The first component sign only tells us which regions are interacting more frequently with which others, so we can assign two compartments this way. However, from the interaction frequency alone we cannot tell wether a region is transcriptionally active or not.

For this reason, additional information is often used to assign the A and B status to the compartments. RNA seq and histone modification ChIP tracks can be used for this purpose.

Let’s make a new plot to add histone modification information (H3K27me3, which should mark the B compartment).

wget http://www.epigenome.cuhk.edu.hk/Hi-C_Data/bigwig/ZmMC_H3K4me3.bw
hicPlotMatrix --log1p -m ZmMC_500k_corrected.cool -o ZmMC_500k_histonemod.png --perChromosome --bigwig ZmMC_H3K4me3.bw

We can use the histone modification track to flip the sign if needed. In this case, it seems that the A compartment has the negative sign, so let’s call the compartments again.

TADs

Topologically Associating Domains are defined as regions of increased self interaction in HiC maps. Several molecular mechanisms have been proposed for how they can arise, and many computational tools have been developed to identify them.

To call TADs using HiCExplorer we can use the hicFindTADs tool. For each bin along the diagonal, hicFindTADs computes a TAD separation score. This score can be interpreted as the amount of contacts that each bin has with other upstream and downstream bins.

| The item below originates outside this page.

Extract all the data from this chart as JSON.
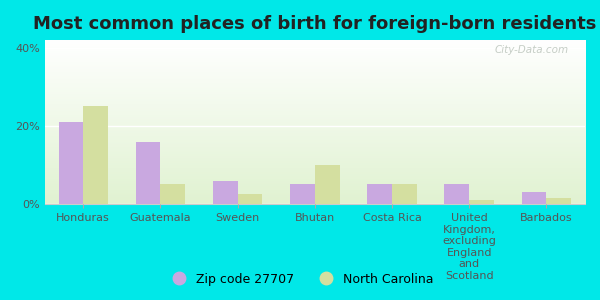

In particular, hicFindTADs works in the following way: - The corrected matrix is transformed to a Z score matrix, based on the average contact frequency at the same genomic distance. - The average Z score within a window of upstream and downstream bins of length w is calculated for each bin. This results in a “diamond” submatrix. - The previous step is repeated for multiple values of w, and an average per bin is computed. This is the TAD separation score. - The local minima of the resulting score track are putative TAD boundaries. Note that the TAD separation score can be thought of as the “boundary strength”. - To double check that these are likely boundaries, for each putative boundary bin, the distribution of Z scores within its diamond submatrix, is compared to the upstream and downstream diamond submatrices.

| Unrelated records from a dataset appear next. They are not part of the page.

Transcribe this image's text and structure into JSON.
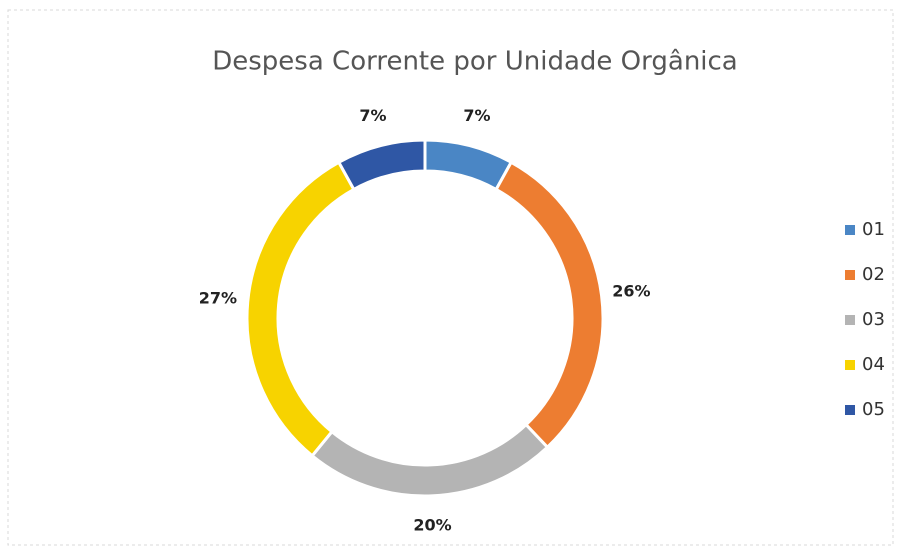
{
  "chart_data": {
    "type": "donut",
    "title": "Despesa Corrente por Unidade Orgânica",
    "categories": [
      "01",
      "02",
      "03",
      "04",
      "05"
    ],
    "values": [
      7,
      26,
      20,
      27,
      7
    ],
    "value_labels": [
      "7%",
      "26%",
      "20%",
      "27%",
      "7%"
    ],
    "colors": [
      "#4a86c5",
      "#ed7d31",
      "#b4b4b4",
      "#f7d300",
      "#2f57a5"
    ],
    "legend": "right"
  }
}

hicFindTADs -m ZmMC_50k_corrected.cool --outPrefix ZmMC_50k_tads --correctForMultipleTesting fdr

Now we can use hicPlotTADs to visualize them.

First create a .ini file:

[x-axis]
fontsize=16
where=top


[hic matrix]
file = ZmMC_50k_corrected.cool
title = Hi-C data
depth = 1000000
transform = log1p
file_type = hic_matrix

[spacer]

[tads]
file = ZmMC_50k_tads_domains.bed
file_type = domains
border color = white
color = gray
overlay previous = share-y
line width = 2
show data range = no

[spacer]

[tad score]
file = ZmMC_50k_tads_tad_score.bm
title = "TAD separation score"
height = 4
file_type = bedgraph_matrix

Now let’s visualize the TADs.

hicPlotTADs --tracks hic_tads.ini -o ZmMC_50k_tads.png --region 2:122000000-126000000

Challenge: - Call TADs for the ZmEn matrix, and make a plot with both matrices and tads. - Try other parameters and / or resolutions.

Peaks

To detect peaks, we input the corrected matrix.

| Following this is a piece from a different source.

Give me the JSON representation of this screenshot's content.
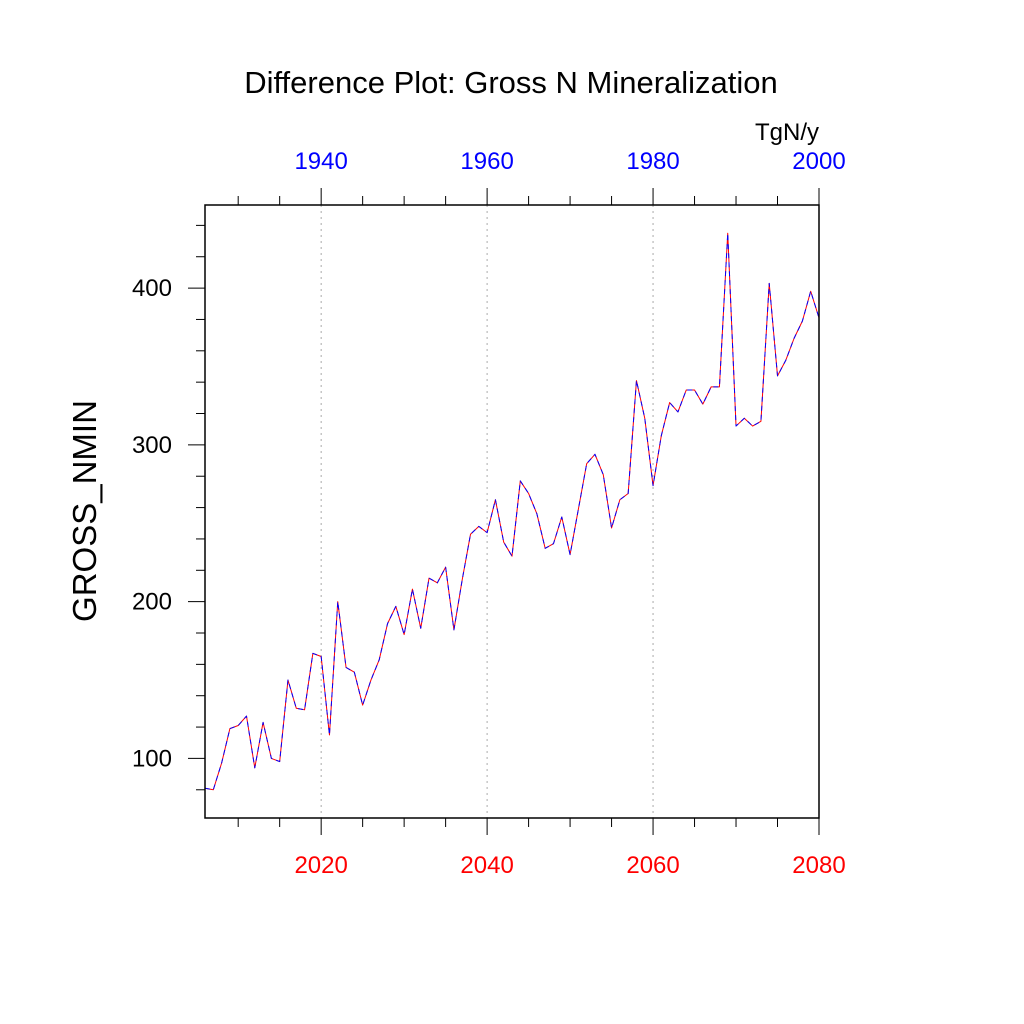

hicDetectLoops -m ZmMC_50k_corrected.cool -o ZmMC_50k_loops.bedgraph --maxLoopDistance 20000000 --windowSize 10 --peakWidth 6 --pValuePreselection 0.05 --pValue 0.05 --peakInteractionsThreshold 20 --maximumInteractionPercentageThreshold 0.1 --statisticalTest anderson-darling

We can plot the matrix with annotated loops.

hicPlotMatrix -m ZmMC_50k_corrected.cool -o ZmMC_50k_loops.png --log1p --region 2:110000000-114000000 --loops ZmMC_50k_loops.bedgraph

Challenge: - Look at other loop regions

In the maize Dong et al. paper, they call peaks using HiCCUPs.

To use this juicer tool we need the .hic matrix.

We generated a .hic matrix in a previous practical. Let’s make a link to our current working directory.

ln -s /usr/local/data/hic_workshop_data/prac4_data/ZmEn_HiC_2.hic .
java -jar /usr/local/src/juicer/juicer_tools_1.13.02.jar hiccups --cpu --threads 2 -r 10000 ZmEn_HiC_2.hic -k KR maize_hiccups_loops

Now let’s look at the aggregated peak plot.

java -jar /usr/local/src/juicer/juicer_tools_1.13.02.jar apa -r 10000 ZmEn_HiC_2.hic maize_hiccups_loops maize_hiccups_apa 
  • Challenge:
  • Visualize the resulting peaks in juicebox.